Volviéndose socios del Creador

Dr. Michael LaitmanEl deseo, Israel, (“directo al Creador”) en la persona, se reforma por etapas, paso a paso, dado que éste debe llegar a la comprensión y alcance de acuerdo a sus necesidades internas.

En esto, él difiere de los tipos de deseos considerados “las naciones del mundo”, los cuales se reforman en conjunto de una sola vez. El deseo, Israel, exige que la persona discierna y alcance el mundo espiritual, que llegue a conocerlo, que esté inmersa en sus detalles, se asocie con el Creador, y no sólo que se una al sistema y reciba en una bandeja todo el bien de él.

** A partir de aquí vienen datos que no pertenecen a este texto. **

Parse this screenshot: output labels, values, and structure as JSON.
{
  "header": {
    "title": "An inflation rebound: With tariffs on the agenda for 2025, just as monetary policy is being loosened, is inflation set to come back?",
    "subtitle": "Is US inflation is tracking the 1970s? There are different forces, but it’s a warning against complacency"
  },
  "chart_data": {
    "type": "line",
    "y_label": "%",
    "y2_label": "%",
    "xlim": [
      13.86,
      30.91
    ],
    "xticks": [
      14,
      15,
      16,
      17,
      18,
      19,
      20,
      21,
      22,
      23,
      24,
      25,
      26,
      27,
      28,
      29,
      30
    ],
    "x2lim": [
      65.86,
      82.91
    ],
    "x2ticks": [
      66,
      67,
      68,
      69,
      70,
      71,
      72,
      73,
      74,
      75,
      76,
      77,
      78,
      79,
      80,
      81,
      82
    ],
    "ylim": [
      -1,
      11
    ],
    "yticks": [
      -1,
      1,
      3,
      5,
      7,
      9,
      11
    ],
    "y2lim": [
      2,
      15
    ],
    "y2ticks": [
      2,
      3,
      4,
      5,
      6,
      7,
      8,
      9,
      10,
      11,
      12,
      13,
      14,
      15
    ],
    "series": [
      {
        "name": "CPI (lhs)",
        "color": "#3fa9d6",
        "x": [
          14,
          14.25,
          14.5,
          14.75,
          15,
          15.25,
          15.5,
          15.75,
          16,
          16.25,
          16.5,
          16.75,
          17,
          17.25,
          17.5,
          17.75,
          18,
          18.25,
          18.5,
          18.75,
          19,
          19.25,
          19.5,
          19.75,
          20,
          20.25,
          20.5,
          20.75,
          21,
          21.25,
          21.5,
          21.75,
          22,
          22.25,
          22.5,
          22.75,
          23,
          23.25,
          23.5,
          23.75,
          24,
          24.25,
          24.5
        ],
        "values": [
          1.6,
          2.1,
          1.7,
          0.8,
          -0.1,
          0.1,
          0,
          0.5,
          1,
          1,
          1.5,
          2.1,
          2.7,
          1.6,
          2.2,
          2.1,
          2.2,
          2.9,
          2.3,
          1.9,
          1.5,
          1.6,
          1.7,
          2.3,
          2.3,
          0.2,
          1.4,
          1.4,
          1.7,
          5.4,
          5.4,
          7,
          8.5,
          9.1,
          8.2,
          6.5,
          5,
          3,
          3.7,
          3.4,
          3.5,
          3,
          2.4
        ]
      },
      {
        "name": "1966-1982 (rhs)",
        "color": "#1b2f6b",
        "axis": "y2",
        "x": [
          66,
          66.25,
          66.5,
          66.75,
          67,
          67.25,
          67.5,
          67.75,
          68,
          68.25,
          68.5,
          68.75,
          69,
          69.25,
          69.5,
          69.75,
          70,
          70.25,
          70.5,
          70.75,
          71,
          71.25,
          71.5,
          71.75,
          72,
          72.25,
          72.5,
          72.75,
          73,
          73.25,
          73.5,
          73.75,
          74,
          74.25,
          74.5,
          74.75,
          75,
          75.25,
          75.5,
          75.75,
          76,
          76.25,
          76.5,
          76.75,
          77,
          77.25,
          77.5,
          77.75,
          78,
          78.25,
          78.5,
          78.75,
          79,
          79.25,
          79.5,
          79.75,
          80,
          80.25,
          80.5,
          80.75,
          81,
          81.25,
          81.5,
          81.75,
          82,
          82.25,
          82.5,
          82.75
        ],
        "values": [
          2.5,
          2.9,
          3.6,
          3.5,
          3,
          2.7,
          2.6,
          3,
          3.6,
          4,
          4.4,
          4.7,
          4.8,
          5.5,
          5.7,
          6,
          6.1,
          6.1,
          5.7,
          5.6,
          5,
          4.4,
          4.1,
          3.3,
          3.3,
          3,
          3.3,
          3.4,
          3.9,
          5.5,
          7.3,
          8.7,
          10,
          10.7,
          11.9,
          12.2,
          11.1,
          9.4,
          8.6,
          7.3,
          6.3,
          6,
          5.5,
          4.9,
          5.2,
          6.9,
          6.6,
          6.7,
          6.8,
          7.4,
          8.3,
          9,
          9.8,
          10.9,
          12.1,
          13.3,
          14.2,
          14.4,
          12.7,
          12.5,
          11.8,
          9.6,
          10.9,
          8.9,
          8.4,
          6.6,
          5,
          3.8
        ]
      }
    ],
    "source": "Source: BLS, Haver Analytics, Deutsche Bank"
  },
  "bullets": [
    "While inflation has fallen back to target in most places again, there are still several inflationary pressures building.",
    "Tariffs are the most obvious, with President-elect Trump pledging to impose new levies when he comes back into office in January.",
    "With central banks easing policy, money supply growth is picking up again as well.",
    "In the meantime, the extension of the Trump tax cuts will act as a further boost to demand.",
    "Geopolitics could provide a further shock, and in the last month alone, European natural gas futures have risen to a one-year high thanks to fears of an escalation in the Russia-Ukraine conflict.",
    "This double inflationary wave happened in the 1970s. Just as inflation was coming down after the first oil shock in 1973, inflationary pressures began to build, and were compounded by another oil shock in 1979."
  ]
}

Israel desea conectarse con este sistema y trabajar con él, recibiendo placer de conocerlo. Como está escrito: “Conoce a tu Creador y trabajar para Él”, y existen tales deseos o personas que no aspiran a conocer al Creador, a pesar de que está escrito que, al final, “todos Me conocerán, desde el más pequeño hasta el más grande de ellos”. Sin embargo, este es el conocimiento común de una persona que reside simplemente en el mundo espiritual.

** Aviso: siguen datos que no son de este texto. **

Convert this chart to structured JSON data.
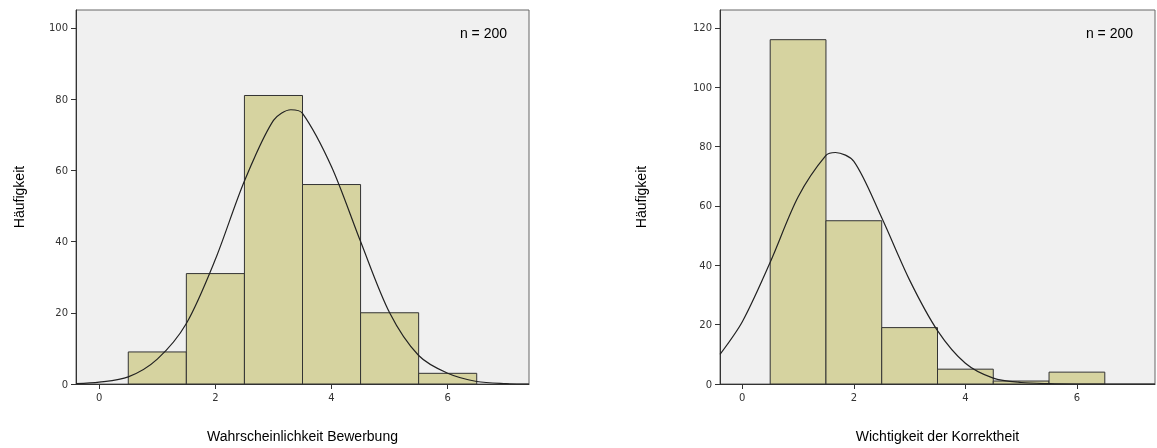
{
  "chart_data": [
    {
      "type": "histogram",
      "xlabel": "Wahrscheinlichkeit Bewerbung",
      "ylabel": "Häufigkeit",
      "annotations": [
        "n = 200"
      ],
      "bins": [
        0.5,
        1.5,
        2.5,
        3.5,
        4.5,
        5.5,
        6.5
      ],
      "values": [
        9,
        31,
        81,
        56,
        20,
        3
      ],
      "color": "#d6d3a0",
      "xlim": [
        -0.4,
        7.4
      ],
      "ylim": [
        0,
        105
      ],
      "xticks": [
        0,
        2,
        4,
        6
      ],
      "yticks": [
        0,
        20,
        40,
        60,
        80,
        100
      ],
      "grid": false,
      "series": [
        {
          "type": "line",
          "color": "#222222",
          "x": [
            -0.4,
            0,
            0.5,
            1,
            1.5,
            2,
            2.5,
            3,
            3.3,
            3.5,
            4,
            4.5,
            5,
            5.5,
            6,
            6.5,
            7,
            7.4
          ],
          "values": [
            0.1,
            0.5,
            2,
            7,
            17,
            35,
            57,
            74,
            77,
            76,
            61,
            40,
            20,
            8,
            3,
            0.7,
            0.1,
            0
          ]
        }
      ]
    },
    {
      "type": "histogram",
      "xlabel": "Wichtigkeit der Korrektheit",
      "ylabel": "Häufigkeit",
      "annotations": [
        "n = 200"
      ],
      "bins": [
        0.5,
        1.5,
        2.5,
        3.5,
        4.5,
        5.5,
        6.5
      ],
      "values": [
        116,
        55,
        19,
        5,
        1,
        4
      ],
      "color": "#d6d3a0",
      "xlim": [
        -0.4,
        7.4
      ],
      "ylim": [
        0,
        126
      ],
      "xticks": [
        0,
        2,
        4,
        6
      ],
      "yticks": [
        0,
        20,
        40,
        60,
        80,
        100,
        120
      ],
      "grid": false,
      "series": [
        {
          "type": "line",
          "color": "#222222",
          "x": [
            -0.4,
            0,
            0.5,
            1,
            1.5,
            1.67,
            2,
            2.5,
            3,
            3.5,
            4,
            4.5,
            5,
            5.5,
            6,
            6.5,
            7,
            7.4
          ],
          "values": [
            10,
            21,
            41,
            63,
            77,
            78,
            75,
            56,
            35,
            18,
            7,
            2,
            0.5,
            0.1,
            0,
            0,
            0,
            0
          ]
        }
      ]
    }
  ]
}
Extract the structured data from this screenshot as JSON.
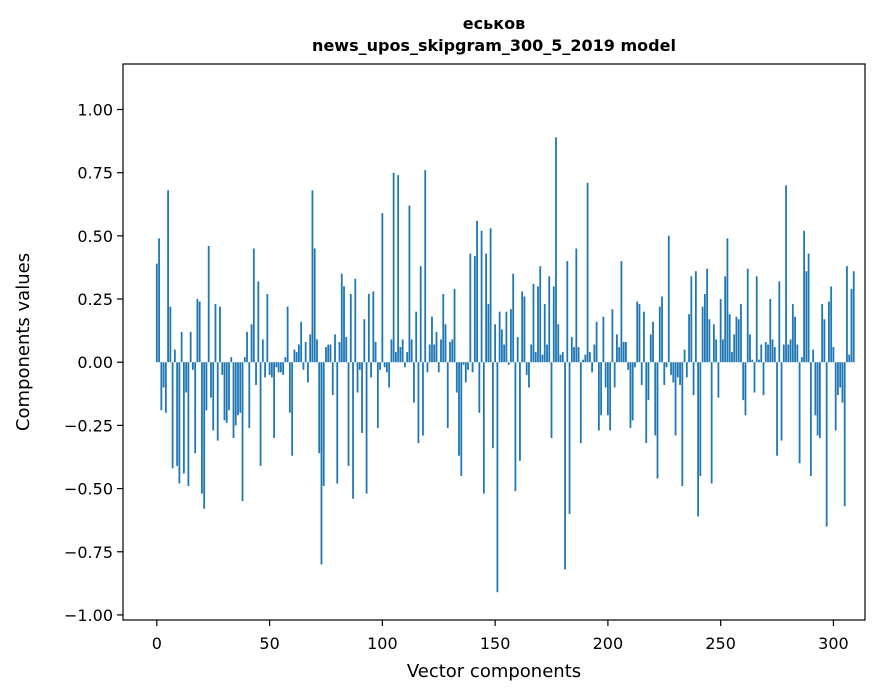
{
  "chart_data": {
    "type": "bar",
    "title_line1": "еськов",
    "title_line2": "news_upos_skipgram_300_5_2019 model",
    "xlabel": "Vector components",
    "ylabel": "Components values",
    "xlim": [
      -15,
      314
    ],
    "ylim": [
      -1.02,
      1.18
    ],
    "xticks": [
      0,
      50,
      100,
      150,
      200,
      250,
      300
    ],
    "yticks": [
      -1.0,
      -0.75,
      -0.5,
      -0.25,
      0.0,
      0.25,
      0.5,
      0.75,
      1.0
    ],
    "ytick_labels": [
      "−1.00",
      "−0.75",
      "−0.50",
      "−0.25",
      "0.00",
      "0.25",
      "0.50",
      "0.75",
      "1.00"
    ],
    "bar_color": "#1f77b4",
    "values": [
      0.39,
      0.49,
      -0.19,
      -0.1,
      -0.2,
      0.68,
      0.22,
      -0.42,
      0.05,
      -0.41,
      -0.48,
      0.12,
      -0.44,
      -0.12,
      -0.49,
      0.12,
      -0.03,
      -0.36,
      0.25,
      0.24,
      -0.52,
      -0.58,
      -0.19,
      0.46,
      -0.14,
      -0.27,
      0.23,
      -0.31,
      0.22,
      -0.05,
      -0.23,
      -0.24,
      -0.19,
      0.02,
      -0.3,
      -0.25,
      -0.21,
      -0.2,
      -0.55,
      0.02,
      0.12,
      -0.26,
      0.15,
      0.45,
      -0.09,
      0.32,
      -0.41,
      0.09,
      -0.06,
      0.27,
      -0.05,
      -0.06,
      -0.3,
      -0.02,
      -0.04,
      -0.04,
      -0.05,
      0.02,
      0.22,
      -0.2,
      -0.37,
      0.05,
      0.04,
      0.07,
      0.16,
      -0.03,
      0.08,
      -0.08,
      0.11,
      0.68,
      0.45,
      0.09,
      -0.36,
      -0.8,
      -0.49,
      0.06,
      0.07,
      0.07,
      -0.13,
      0.11,
      -0.48,
      0.08,
      0.35,
      0.3,
      0.1,
      -0.41,
      0.27,
      -0.54,
      0.33,
      -0.12,
      -0.03,
      -0.28,
      0.17,
      -0.52,
      0.27,
      -0.06,
      0.28,
      0.08,
      -0.26,
      -0.03,
      0.59,
      -0.02,
      -0.04,
      -0.1,
      0.09,
      0.75,
      0.04,
      0.74,
      0.06,
      0.09,
      -0.02,
      0.04,
      0.62,
      0.09,
      -0.16,
      0.2,
      -0.32,
      0.38,
      -0.29,
      0.76,
      -0.04,
      0.07,
      0.18,
      0.07,
      0.12,
      -0.04,
      0.09,
      0.27,
      0.15,
      -0.26,
      0.08,
      0.09,
      0.29,
      -0.12,
      -0.37,
      -0.45,
      -0.01,
      -0.08,
      -0.03,
      0.43,
      -0.04,
      0.42,
      0.56,
      -0.2,
      0.52,
      -0.52,
      0.43,
      0.23,
      0.53,
      -0.34,
      0.15,
      -0.91,
      0.2,
      0.13,
      0.07,
      0.2,
      -0.01,
      0.21,
      0.35,
      -0.51,
      0.1,
      -0.39,
      0.28,
      0.26,
      -0.05,
      -0.1,
      0.07,
      0.31,
      0.04,
      0.3,
      0.38,
      0.03,
      0.23,
      0.07,
      0.34,
      -0.3,
      0.3,
      0.89,
      0.15,
      0.03,
      0.04,
      -0.82,
      0.4,
      -0.6,
      0.1,
      0.06,
      0.45,
      0.06,
      -0.32,
      0.01,
      0.03,
      0.71,
      0.04,
      -0.04,
      0.07,
      0.16,
      -0.27,
      -0.21,
      0.18,
      -0.1,
      -0.21,
      -0.27,
      0.21,
      -0.1,
      0.11,
      0.06,
      0.4,
      0.08,
      0.08,
      -0.03,
      -0.26,
      -0.23,
      -0.02,
      0.24,
      0.23,
      -0.09,
      0.2,
      -0.32,
      -0.15,
      0.11,
      0.16,
      -0.29,
      -0.46,
      0.22,
      0.26,
      -0.09,
      -0.02,
      0.5,
      -0.05,
      -0.08,
      -0.29,
      -0.06,
      -0.09,
      -0.49,
      0.05,
      -0.06,
      0.19,
      0.34,
      -0.13,
      0.36,
      -0.61,
      -0.45,
      0.22,
      0.27,
      0.37,
      0.17,
      -0.48,
      0.15,
      0.09,
      -0.14,
      0.25,
      0.09,
      0.34,
      0.49,
      0.19,
      0.04,
      0.11,
      0.18,
      0.17,
      0.23,
      -0.15,
      -0.21,
      0.37,
      0.11,
      0.01,
      -0.12,
      0.34,
      0.01,
      0.07,
      -0.13,
      0.08,
      0.07,
      0.25,
      0.09,
      0.06,
      -0.37,
      0.32,
      -0.31,
      0.07,
      0.7,
      0.07,
      0.09,
      0.23,
      0.18,
      0.07,
      -0.4,
      0.02,
      0.52,
      0.36,
      0.43,
      -0.45,
      0.05,
      -0.21,
      -0.29,
      -0.3,
      0.23,
      0.17,
      -0.65,
      0.24,
      0.3,
      0.06,
      -0.27,
      -0.13,
      -0.1,
      -0.16,
      -0.57,
      0.38,
      0.03,
      0.29,
      0.36
    ]
  }
}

Como en nuestro mundo, no todos quieren ser científicos o investigadores y disfrutan aprendiendo acerca de la creación, comprendiendo sus causas y efectos. Hay dos peldaños de otorgamiento: explorar y conocer al Creador, o simplemente unirse a la fuente de todo el bien. Por lo tanto, las almas que pertenecen a Israel avanzan gradualmente, paso a paso. Naturalmente, ellas sufren mientras lo hace, puesto que todo el alcance está basado en la necesidad insatisfecha previa que debe ser cultivada.

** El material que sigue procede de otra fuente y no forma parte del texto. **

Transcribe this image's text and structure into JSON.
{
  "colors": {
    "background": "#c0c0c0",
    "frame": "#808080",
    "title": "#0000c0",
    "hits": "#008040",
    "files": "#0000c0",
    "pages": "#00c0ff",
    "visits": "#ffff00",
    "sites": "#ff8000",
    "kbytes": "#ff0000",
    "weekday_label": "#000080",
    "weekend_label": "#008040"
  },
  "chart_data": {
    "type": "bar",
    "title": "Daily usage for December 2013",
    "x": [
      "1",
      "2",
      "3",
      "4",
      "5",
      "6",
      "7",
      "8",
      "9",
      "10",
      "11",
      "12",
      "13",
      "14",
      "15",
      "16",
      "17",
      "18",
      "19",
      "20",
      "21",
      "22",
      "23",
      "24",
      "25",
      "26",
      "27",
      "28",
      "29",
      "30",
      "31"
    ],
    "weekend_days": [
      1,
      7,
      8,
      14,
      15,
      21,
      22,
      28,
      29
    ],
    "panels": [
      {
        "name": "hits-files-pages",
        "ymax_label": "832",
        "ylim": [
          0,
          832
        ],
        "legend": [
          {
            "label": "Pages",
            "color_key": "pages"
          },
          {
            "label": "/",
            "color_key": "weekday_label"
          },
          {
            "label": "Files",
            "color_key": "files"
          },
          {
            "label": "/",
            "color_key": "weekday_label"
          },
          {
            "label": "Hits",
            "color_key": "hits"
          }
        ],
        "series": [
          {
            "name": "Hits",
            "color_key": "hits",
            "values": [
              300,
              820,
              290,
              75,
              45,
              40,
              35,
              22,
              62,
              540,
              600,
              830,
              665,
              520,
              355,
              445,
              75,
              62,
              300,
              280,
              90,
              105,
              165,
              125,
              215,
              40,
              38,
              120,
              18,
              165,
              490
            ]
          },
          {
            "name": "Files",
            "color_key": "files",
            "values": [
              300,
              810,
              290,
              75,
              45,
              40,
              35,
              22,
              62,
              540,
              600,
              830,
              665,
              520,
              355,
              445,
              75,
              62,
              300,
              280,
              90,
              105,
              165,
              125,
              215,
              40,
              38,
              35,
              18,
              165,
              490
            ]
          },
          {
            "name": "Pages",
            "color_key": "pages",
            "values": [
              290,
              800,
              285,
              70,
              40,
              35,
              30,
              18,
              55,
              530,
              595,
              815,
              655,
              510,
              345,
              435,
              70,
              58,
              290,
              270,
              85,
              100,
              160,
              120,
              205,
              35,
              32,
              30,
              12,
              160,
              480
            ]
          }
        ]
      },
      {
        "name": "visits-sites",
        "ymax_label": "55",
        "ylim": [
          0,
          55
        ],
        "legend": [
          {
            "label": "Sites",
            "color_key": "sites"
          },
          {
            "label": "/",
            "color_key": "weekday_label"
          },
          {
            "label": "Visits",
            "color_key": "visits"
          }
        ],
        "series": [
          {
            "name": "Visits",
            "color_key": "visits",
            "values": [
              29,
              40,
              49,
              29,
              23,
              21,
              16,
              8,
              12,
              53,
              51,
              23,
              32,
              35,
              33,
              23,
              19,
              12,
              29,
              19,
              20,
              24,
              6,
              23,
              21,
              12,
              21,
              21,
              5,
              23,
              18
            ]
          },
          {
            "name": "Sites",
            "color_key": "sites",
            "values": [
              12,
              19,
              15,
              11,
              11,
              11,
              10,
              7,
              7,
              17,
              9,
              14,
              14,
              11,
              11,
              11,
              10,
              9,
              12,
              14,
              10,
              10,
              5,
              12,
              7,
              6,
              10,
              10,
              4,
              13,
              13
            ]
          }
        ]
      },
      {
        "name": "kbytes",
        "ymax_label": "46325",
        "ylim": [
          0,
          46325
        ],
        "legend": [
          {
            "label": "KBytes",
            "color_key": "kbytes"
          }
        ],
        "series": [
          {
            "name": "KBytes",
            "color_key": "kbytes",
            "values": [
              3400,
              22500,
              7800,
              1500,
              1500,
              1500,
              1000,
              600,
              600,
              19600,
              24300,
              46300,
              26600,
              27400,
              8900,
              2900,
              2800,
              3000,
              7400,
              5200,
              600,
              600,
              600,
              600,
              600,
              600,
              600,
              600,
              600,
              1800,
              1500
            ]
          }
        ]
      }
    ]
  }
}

Aquellos a quienes nos referimos como las “naciones del mundo”, el peldaño inferior, y que vienen a tomar esto como algo natural, según parece, también deben hacer gran cantidad de trabajo, pero esto no implica adhesión interna con el Creador como si se tratara de dos socios.

El hecho de que surja ese deseo en la persona, depende de la raíz del alma. El corazón, el hígado y los pulmones, todos los órganos vitales del cuerpo, deben mantener en primer lugar la conexión con el cerebro que los gobierna, y todo el resto de la carne, la cual comprende el 90% del cuerpo, no tienen una conexión tan directa con el cerebro e interactúa con él a través de los sistemas complementarios.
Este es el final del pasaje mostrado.